Holmium laser ablation of the prostate (HoLAP) is similar, but a different type of laser is used. The surgeon uses two instruments for Holmium laser enucleation of the prostate (HoLEP): a laser to cut and remove excess tissue and a morcellator to slice extra tissue into small segments that are removed.
Open surgery may be required in complicated cases of a very enlarged prostate, bladder damage, or other problems. In open simple prostatectomy, the surgeon makes an incision below the navel or several small incisions in the abdomen via laparoscopy. Unlike prostatectomy for prostate cancer when the entire prostate gland is removed, in open simple prostatectomy the surgeon removes only the portion of the prostate blocking urine flow.

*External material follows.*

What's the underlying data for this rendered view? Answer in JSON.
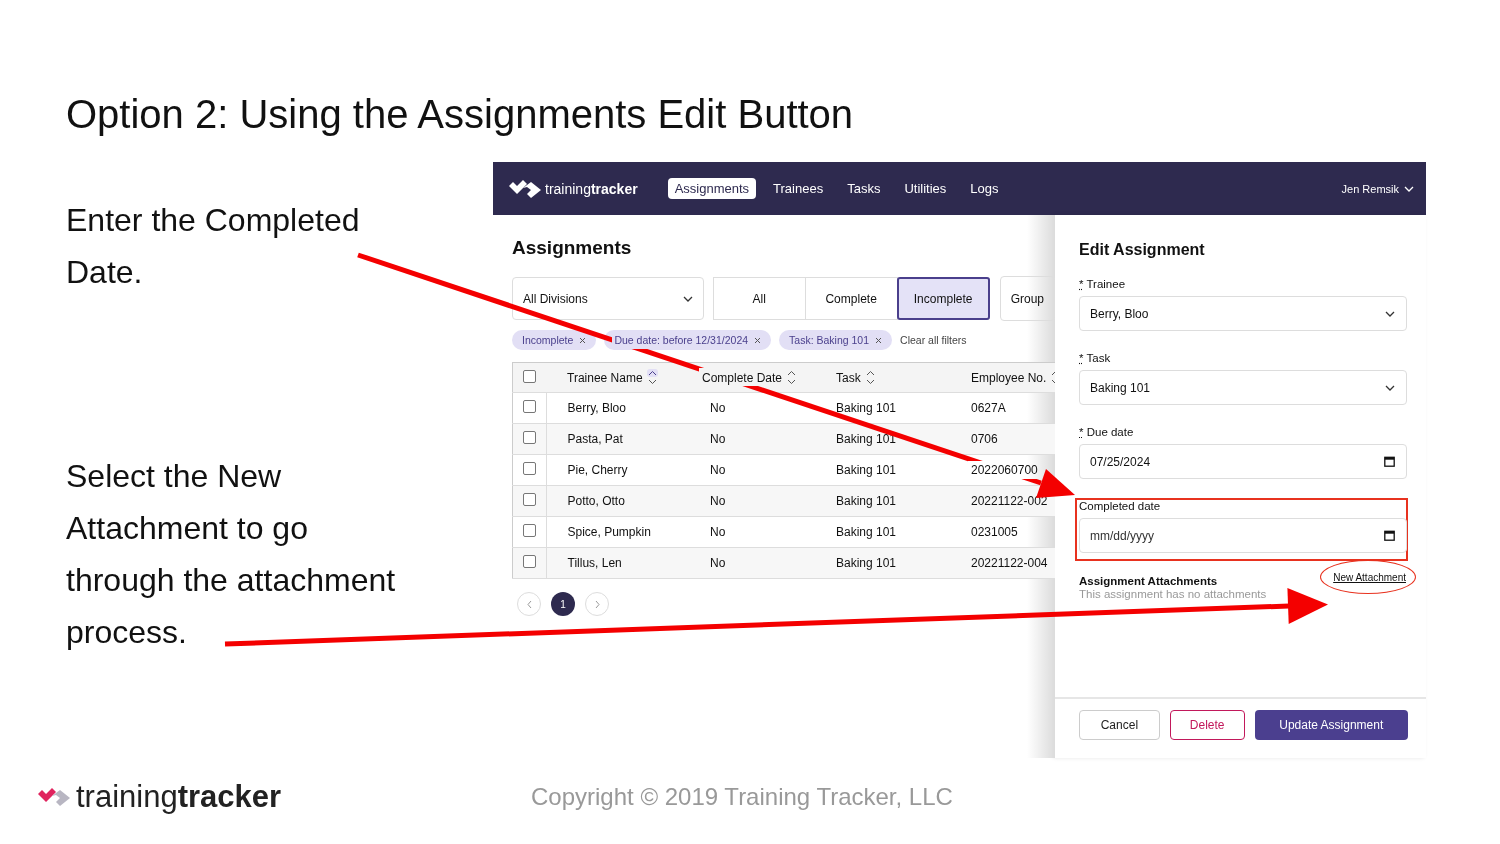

Not all men with BPH need medication or surgery. These steps may help you manage mild symptoms:
- Do pelvic-strengthening exercises.
- Stay active.
- Decrease alcohol and caffeine intake.
- Space out how much you drink rather than drinking a lot at once.
- Urinate when the urge strikes — don’t wait.
- Avoid decongestants and antihistamines.
Talk with your doctor about the treatment approach that best suits your needs.